“I’ve got a real problem with bullies" (DANIEL LEAL/AFP via Getty Images)

The public unsurprisingly jumped to conclusions when it was reported, earlier this month, that a Metropolitan Police officer had fatally shot an apparently unarmed black man. Voices from the black community and beyond have speculated that the shooting was either yet more evidence of a “trigger-happy” police force, or a reckless accident known in the business as a “negligent discharge”. But it is still too soon to judge what happened.
The only facts we have are these: on 5 September, 24-year-old Chris Kaba was being pursued by police after an automatic number-plate recognition (ANPR) camera linked the car he was driving to an earlier firearms offence. After being stopped on Streatham Hill in South London, Kaba was killed by a single shot fired through the driver’s side of the car’s windscreen by a Met police officer.
That officer, who remains unnamed, has been suspended from frontline duties — a routine procedure under the circumstances. But the police’s view of the incident, according to sources, is that their unnamed employee acted in defence of himself, his colleagues and the general public. It’s a line that’s hard to argue with, if one makes a clear case that the individual feared for life or limb.

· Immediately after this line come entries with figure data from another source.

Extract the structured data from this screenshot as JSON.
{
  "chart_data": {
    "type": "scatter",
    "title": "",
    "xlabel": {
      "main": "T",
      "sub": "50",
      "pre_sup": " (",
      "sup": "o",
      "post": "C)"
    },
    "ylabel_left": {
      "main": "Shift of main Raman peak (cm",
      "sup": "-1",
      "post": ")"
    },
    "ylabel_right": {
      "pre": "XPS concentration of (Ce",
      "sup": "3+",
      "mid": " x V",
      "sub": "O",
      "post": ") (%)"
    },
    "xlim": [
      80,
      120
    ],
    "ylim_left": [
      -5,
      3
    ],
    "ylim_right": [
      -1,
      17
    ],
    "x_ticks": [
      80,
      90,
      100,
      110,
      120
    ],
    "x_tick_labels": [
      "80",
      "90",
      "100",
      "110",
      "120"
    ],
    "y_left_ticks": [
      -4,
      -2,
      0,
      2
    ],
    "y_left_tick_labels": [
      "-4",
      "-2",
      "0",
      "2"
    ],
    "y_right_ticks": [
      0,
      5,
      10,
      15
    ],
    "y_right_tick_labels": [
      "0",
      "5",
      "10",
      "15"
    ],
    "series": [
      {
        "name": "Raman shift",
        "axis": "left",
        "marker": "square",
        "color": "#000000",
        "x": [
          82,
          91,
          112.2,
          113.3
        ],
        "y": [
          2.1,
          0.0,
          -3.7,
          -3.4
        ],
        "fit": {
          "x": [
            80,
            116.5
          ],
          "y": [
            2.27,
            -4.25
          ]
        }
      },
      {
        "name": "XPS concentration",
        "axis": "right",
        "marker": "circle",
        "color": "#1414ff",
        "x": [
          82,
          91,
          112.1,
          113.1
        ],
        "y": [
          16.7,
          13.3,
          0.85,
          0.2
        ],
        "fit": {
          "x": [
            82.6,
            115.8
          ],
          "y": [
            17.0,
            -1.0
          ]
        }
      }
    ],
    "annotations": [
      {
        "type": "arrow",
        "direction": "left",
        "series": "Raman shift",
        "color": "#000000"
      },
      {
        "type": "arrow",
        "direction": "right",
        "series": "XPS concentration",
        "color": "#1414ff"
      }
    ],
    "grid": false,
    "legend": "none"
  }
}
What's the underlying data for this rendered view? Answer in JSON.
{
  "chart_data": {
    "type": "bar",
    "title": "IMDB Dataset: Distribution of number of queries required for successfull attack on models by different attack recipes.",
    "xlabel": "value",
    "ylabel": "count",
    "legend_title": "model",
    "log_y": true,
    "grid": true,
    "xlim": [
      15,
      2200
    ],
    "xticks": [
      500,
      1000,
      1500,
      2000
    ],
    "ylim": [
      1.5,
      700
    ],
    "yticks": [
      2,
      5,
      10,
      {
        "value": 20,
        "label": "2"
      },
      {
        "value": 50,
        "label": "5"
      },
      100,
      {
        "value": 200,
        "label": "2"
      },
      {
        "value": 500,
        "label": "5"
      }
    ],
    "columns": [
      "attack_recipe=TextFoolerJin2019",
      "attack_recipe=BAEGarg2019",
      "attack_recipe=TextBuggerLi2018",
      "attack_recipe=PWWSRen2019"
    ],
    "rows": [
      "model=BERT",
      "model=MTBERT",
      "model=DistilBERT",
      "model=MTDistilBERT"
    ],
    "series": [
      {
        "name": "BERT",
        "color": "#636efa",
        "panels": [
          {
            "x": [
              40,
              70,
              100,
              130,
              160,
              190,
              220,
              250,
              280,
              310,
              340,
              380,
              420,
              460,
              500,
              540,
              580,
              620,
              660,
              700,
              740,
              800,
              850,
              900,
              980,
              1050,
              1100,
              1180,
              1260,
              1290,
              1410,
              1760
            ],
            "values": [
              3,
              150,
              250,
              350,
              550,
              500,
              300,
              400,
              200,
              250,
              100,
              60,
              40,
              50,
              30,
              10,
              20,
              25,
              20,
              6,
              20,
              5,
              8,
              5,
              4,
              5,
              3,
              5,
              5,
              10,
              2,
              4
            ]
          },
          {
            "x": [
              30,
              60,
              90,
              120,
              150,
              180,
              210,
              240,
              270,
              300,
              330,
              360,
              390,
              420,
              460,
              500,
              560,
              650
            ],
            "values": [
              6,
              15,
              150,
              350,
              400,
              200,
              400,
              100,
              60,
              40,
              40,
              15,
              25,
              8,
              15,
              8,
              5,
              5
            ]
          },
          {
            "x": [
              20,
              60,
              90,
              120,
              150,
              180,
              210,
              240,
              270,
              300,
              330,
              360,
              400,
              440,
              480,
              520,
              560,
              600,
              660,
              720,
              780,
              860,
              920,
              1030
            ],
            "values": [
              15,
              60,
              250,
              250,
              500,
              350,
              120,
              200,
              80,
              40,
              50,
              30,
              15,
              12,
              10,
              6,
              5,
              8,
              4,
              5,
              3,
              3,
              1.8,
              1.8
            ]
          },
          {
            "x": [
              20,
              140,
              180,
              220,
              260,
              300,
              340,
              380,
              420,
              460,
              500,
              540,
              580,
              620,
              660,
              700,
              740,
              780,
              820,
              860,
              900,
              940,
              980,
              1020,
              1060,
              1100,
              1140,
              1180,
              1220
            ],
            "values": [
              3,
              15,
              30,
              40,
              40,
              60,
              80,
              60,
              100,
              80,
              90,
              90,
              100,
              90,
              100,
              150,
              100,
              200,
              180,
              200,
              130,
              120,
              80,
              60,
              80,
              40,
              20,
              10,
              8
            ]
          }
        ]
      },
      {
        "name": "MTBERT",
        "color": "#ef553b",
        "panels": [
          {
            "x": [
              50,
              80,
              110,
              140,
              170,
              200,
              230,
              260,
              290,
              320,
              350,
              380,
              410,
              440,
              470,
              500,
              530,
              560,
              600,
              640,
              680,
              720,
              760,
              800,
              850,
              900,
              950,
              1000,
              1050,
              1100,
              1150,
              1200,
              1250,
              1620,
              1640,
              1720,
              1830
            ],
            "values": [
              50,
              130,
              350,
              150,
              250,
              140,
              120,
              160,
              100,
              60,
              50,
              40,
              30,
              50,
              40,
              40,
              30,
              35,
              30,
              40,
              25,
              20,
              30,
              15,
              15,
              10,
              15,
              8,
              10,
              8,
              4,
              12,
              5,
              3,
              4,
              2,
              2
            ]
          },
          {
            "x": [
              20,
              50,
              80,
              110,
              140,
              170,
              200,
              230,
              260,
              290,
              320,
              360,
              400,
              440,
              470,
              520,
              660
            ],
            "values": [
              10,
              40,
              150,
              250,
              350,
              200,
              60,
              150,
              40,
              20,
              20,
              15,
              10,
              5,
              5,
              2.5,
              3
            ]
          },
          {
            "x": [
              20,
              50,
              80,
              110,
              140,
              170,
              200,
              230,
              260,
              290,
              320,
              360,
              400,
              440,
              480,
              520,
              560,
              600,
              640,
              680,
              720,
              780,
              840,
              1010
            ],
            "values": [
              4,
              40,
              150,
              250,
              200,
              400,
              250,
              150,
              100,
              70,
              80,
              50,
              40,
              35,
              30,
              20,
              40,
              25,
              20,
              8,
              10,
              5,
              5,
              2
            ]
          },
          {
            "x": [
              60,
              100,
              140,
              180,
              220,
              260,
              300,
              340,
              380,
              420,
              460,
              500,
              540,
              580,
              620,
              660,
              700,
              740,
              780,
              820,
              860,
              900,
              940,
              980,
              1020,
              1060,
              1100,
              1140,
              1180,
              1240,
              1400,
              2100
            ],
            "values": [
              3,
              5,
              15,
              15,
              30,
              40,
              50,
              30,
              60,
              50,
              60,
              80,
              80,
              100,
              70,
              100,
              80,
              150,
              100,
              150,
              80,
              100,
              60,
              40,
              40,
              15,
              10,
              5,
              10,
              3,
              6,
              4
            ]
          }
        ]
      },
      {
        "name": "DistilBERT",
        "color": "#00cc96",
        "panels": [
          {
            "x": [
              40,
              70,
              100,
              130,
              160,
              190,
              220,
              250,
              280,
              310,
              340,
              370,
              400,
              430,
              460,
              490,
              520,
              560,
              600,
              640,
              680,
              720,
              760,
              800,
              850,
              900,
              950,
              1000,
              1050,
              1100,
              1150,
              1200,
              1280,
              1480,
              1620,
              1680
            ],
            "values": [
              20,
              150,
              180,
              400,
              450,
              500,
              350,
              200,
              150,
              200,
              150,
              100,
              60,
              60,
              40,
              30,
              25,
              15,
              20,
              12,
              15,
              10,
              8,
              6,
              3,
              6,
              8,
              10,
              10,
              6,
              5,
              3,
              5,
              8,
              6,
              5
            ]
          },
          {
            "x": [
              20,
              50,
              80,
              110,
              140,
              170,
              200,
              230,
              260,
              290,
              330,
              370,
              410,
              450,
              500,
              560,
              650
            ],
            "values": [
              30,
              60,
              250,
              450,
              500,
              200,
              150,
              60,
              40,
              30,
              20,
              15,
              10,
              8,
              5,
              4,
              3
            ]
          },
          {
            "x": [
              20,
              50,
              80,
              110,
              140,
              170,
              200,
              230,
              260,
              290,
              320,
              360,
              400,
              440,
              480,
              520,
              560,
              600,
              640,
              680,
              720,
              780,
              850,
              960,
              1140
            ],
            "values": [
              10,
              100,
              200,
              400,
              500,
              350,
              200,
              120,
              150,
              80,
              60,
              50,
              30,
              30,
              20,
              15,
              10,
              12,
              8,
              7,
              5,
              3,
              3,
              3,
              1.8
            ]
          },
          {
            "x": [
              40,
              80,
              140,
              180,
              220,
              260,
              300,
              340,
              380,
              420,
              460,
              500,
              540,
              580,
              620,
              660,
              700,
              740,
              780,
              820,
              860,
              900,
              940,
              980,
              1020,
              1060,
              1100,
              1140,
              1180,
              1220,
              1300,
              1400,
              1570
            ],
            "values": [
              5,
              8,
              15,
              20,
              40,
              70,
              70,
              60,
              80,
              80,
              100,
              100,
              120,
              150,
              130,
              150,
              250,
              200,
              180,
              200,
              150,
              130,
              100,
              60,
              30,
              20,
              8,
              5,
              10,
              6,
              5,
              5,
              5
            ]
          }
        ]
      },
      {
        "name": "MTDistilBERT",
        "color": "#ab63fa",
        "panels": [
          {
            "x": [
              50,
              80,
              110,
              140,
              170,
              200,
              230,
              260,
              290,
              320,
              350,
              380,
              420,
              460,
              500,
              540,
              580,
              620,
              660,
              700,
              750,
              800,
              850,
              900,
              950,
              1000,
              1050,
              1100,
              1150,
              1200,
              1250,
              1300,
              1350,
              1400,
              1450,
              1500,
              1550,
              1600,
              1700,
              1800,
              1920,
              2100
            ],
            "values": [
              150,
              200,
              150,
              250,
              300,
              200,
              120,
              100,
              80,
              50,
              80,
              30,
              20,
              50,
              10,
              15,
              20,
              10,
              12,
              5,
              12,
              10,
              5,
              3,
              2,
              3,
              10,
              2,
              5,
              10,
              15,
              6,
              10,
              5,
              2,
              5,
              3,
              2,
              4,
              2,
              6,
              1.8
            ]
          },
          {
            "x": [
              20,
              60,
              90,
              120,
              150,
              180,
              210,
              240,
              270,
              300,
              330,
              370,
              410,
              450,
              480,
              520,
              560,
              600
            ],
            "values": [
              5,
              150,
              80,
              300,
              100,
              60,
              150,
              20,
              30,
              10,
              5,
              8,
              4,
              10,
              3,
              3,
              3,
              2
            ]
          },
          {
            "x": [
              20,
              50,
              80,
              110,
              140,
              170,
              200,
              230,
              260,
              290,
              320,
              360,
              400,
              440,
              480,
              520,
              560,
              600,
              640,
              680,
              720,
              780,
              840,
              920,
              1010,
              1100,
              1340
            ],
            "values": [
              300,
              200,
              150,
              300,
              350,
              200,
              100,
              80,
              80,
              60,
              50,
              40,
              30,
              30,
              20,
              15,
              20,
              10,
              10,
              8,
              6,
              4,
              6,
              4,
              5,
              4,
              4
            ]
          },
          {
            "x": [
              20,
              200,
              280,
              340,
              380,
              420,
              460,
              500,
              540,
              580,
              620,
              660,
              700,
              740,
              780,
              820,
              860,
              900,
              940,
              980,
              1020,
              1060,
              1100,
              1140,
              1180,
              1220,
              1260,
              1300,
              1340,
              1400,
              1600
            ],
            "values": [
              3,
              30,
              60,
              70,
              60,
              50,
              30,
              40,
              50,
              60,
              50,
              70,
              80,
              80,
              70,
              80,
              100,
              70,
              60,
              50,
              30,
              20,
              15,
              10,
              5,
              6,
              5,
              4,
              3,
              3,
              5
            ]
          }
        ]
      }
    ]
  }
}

Faced with a lethal threat, police officers have, under English law, the same right to self-defence as the rest of us. The application of a layman’s “reasonable force”, though, might be augmented by a professional order to “shoot to stop” any suspect engaged in armed violence or life-threatening behaviour. And in practice, shooting to stop often amounts to shooting to kill: police marksmen are trained to aim for the torso — the easiest part of the body to hit — and a single well-placed round, let alone five or six, frequently proves fatal.
The public’s understanding of marksmanship, ballistics, perceptual distortion, perpetrator behaviour and human anatomy is largely based on far-fetched cop shows and disbelief-defying Hollywood beat ‘em ups. The naïve belief that a violent suspect can be easily immobilised by a good “winging” is ubiquitous — and ridiculous. Most people couldn’t hit their own front door with a football from six feet, yet we expect armed police officers to shoot a knife-wielding terrorist in the hand, or aim for the arm of a driver who’s weaponised a vehicle. We suppose that a violent suspect would just shout “Ouch!”, stop what they’re doing, and go quietly into custody. Well, good luck with that.
As former Met marksman Tony Long told me, when I interviewed him for the Channel Four documentary, Secrets of a Police Marksman: “If they pose an immediate threat to you, they cease to be a human being. They are a target. They have to be shot and you shoot them.” The reality is, an armed confrontation with a police officer isn’t meant to a fair fight. The shock and awe tactics employed by the service, particularly in vehicular hard stops, are designed to intimidate, destabilise and immobilise a suspect by using superior force. As one armed officer told me: “If you don’t want to get killed on the streets of London by someone like me, don’t go out there with a knife or gun thinking you’re fucking Charlie big potato.”